Department of Psychology, Temple University, Weiss Hall, 1701 N. 13th St., Philadelphia, PA 19122, United States.
Department of Psychology, Harvard University, United States.
J Affect Disord. 2021 Jan 1;278:423-432. doi: 10.1016/j.jad.2020.09.086. Epub 2020 Sep 25.
Mood disorders and problematic substance use co-occur and confer reciprocal risk for each other. Few studies use analytic approaches appropriate for testing whether specific features of one disorder confer risk for the other.
445 participants (59.8% female, Mean age = 20.3 years) completed measures of depression and hypo/mania symptoms and substance use-related impairment; 330 had complete data at follow-up. Of these, 28% reported a history of depression, 4% of bipolar spectrum disorder, 11% of substance use disorder, and 55% reported substance-related impairment. Symptoms and domains of substance-related impairment were modeled in cross-sectional and cross-lagged panel network models.
Impulsive and interpersonal impairment were most highly comorbid with mood symptoms. Suicidal ideation, sadness, decreased need for sleep, and guilt were the symptoms most highly comorbid with impairment. Interpersonal impairment due to substance use was the strongest cross-construct predictor of mood symptoms and suicidal ideation was most predictive of impairment. Social, intrapersonal, and physical impairment due to substance use were most predicted by previous mood symptoms and decreased need for sleep, guilt, and euphoria were most strongly predicted by past impairment.
Measures do not assess all mood symptoms, participants with low reward sensitivity were excluded, only self-report measures were used, and some variables were single-items.
Components of these syndromes that confer cross-construct risk might not be the same components that are predicted by the other construct. The bidirectional relationship between mood symptoms and problematic substance use might be better conceptualized at the element, rather than diagnostic, level.
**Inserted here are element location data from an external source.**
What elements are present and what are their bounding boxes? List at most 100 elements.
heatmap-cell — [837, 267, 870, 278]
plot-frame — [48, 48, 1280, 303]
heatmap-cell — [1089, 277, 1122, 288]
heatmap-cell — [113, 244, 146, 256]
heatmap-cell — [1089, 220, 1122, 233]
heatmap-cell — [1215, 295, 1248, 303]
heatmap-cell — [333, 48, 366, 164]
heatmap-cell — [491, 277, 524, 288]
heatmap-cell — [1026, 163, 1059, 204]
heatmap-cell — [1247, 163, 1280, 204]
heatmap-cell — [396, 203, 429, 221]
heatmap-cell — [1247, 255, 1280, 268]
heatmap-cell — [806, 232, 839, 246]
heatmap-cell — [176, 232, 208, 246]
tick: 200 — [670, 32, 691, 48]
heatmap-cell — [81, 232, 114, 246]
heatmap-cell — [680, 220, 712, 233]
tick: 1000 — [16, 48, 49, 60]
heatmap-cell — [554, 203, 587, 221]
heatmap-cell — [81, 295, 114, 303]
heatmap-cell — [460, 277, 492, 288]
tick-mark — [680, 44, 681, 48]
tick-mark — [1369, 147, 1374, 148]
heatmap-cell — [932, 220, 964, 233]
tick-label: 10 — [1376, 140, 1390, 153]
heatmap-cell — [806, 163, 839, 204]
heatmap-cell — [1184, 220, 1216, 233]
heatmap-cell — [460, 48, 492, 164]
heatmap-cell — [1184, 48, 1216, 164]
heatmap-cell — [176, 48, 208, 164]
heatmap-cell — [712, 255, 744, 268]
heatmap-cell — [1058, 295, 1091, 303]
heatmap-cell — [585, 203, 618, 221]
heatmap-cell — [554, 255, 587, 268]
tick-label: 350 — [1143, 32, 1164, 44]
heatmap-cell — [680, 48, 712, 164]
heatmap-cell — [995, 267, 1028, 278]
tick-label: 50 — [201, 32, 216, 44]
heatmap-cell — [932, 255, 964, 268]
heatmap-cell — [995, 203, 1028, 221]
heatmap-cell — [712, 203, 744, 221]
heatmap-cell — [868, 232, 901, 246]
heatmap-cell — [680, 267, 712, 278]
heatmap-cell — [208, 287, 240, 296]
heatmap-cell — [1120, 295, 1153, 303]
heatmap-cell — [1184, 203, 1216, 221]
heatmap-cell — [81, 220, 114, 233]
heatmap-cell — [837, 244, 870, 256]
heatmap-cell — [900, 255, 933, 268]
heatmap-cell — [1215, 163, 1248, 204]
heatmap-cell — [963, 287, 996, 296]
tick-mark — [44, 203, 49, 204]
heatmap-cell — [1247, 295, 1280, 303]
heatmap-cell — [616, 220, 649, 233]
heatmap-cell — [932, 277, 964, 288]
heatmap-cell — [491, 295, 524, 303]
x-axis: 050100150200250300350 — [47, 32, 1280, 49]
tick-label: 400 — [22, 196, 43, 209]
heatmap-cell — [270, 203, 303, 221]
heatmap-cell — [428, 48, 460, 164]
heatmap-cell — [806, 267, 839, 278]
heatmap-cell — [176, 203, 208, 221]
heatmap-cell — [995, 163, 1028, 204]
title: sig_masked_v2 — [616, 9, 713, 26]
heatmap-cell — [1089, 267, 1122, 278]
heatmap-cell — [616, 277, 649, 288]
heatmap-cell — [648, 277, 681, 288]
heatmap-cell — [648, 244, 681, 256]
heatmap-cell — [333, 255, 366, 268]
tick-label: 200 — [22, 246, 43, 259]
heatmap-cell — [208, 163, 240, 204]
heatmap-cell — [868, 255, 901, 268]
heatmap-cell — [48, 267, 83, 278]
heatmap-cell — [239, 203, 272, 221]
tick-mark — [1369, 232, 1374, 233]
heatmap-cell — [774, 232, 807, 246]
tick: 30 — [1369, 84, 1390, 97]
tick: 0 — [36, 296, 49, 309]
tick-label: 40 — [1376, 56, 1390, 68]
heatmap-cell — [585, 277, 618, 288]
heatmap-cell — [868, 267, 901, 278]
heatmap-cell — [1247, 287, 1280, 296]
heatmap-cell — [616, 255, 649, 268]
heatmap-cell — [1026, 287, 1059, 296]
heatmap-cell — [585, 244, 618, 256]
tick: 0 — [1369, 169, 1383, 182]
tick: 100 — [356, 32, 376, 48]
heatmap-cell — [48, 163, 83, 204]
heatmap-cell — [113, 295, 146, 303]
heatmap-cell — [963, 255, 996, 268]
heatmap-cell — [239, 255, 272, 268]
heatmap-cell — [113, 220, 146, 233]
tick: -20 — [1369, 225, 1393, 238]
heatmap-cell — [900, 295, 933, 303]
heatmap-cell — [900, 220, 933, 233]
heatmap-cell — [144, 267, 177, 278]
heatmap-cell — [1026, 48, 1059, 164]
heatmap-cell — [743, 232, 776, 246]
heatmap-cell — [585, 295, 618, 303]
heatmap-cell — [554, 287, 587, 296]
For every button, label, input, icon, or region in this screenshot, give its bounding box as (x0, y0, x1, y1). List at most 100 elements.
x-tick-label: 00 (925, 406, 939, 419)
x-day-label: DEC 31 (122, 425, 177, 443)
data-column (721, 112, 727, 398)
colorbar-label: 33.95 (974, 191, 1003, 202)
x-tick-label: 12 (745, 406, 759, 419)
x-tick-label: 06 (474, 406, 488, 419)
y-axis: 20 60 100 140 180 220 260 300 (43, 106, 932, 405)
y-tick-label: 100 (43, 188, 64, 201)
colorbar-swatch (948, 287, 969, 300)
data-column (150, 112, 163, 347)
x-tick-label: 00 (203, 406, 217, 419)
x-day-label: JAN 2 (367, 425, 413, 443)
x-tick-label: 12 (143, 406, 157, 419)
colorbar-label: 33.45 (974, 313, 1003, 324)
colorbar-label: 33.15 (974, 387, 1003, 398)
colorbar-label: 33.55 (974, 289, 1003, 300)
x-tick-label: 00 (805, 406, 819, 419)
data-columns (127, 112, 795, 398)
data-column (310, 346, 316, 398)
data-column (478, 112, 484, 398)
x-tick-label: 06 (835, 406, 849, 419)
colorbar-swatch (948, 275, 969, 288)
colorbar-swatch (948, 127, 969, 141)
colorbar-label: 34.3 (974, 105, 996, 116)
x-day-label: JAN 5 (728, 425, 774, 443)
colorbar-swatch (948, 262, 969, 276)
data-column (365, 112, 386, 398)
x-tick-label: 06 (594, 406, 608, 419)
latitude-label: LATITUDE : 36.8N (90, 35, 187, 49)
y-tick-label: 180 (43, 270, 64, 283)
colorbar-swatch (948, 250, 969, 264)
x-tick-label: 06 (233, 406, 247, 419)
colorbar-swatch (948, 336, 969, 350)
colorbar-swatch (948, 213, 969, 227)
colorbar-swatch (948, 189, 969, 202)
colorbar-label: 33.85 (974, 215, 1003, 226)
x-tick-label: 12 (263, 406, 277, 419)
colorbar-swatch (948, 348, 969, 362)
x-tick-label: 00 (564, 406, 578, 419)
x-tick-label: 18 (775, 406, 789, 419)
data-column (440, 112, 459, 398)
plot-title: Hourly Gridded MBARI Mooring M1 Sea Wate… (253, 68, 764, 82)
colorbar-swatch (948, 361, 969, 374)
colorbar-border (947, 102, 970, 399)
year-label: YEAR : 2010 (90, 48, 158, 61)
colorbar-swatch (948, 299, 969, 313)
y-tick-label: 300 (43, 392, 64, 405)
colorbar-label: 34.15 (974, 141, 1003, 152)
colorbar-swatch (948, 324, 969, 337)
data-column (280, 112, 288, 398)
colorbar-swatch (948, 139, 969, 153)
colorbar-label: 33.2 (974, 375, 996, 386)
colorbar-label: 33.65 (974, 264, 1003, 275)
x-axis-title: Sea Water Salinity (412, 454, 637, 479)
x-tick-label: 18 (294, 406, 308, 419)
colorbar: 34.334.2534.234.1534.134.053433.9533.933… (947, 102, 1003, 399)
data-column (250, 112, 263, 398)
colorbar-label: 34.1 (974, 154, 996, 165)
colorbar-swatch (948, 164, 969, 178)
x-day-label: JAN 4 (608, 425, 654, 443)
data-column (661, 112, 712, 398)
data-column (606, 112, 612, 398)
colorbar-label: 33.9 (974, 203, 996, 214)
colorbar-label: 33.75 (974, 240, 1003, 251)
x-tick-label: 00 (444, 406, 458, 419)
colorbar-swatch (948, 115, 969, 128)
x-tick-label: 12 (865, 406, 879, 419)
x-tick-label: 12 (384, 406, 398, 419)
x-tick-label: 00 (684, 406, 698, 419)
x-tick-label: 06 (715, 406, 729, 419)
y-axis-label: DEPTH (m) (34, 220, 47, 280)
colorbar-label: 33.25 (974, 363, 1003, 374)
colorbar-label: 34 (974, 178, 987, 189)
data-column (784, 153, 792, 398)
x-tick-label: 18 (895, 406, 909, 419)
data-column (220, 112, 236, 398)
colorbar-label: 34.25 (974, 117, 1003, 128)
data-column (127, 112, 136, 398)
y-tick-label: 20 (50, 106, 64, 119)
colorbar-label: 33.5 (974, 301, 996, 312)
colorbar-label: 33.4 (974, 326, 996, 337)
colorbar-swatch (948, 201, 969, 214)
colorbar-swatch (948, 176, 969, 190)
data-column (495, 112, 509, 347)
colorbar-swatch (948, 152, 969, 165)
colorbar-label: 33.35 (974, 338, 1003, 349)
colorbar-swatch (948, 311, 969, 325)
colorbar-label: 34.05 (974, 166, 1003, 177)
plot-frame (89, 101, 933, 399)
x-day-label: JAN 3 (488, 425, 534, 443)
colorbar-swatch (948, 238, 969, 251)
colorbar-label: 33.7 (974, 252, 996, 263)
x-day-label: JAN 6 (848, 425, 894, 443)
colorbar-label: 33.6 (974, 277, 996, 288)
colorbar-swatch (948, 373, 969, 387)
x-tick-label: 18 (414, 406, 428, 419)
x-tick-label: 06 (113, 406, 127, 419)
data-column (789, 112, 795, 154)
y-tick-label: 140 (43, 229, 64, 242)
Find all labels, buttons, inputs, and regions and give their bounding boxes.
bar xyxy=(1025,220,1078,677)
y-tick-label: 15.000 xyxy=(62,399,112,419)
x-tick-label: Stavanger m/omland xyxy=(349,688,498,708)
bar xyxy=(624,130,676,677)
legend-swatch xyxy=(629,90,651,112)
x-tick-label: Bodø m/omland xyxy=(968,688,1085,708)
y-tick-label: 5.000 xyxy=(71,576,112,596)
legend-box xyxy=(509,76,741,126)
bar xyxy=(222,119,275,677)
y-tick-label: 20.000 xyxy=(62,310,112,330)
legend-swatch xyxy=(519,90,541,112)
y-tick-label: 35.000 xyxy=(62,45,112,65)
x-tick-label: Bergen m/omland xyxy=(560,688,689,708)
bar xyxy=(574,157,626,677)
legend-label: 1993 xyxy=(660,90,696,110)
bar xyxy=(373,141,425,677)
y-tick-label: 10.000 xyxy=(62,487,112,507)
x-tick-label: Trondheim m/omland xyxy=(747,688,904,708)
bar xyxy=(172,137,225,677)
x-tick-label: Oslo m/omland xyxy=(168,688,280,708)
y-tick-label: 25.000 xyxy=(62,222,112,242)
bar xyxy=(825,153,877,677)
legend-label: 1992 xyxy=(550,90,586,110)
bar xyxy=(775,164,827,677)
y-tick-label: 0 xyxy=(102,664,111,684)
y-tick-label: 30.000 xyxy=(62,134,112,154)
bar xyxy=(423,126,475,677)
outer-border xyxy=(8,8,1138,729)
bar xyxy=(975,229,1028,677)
情绪障碍和问题性物质使用共病,并相互为对方带来风险。很少有研究采用分析方法来检验一种障碍的特定特征是否会对另一种障碍产生风险。
445 名参与者(59.8%为女性,平均年龄为 20.3 岁)完成了抑郁和轻躁狂/躁狂症状以及物质使用相关障碍的测量;其中 330 名在随访时有完整的数据。其中,28%报告有抑郁病史,4%有双相谱系障碍,11%有物质使用障碍,55%报告有物质相关障碍。在横断面和交叉滞后面板网络模型中对症状和物质相关障碍的领域进行建模。
冲动和人际障碍与情绪症状的共病性最高。自杀意念、悲伤、睡眠需求减少和内疚是与障碍共病性最高的症状。物质使用引起的人际障碍是情绪症状最强的跨结构预测因子,而自杀意念是对障碍最具预测性的。物质使用引起的社会、内在和身体障碍最受先前情绪症状的预测,而睡眠需求减少、内疚和欣快最受过去障碍的预测。
这些综合征的评估措施没有涵盖所有的情绪症状,排除了对奖励敏感度低的参与者,只使用了自我报告的措施,并且一些变量是单一项目。
这些综合征的交叉结构风险的组成部分可能与由另一个结构预测的组成部分不同。情绪症状和问题性物质使用之间的双向关系可能在元素而不是诊断水平上更好地得到概念化。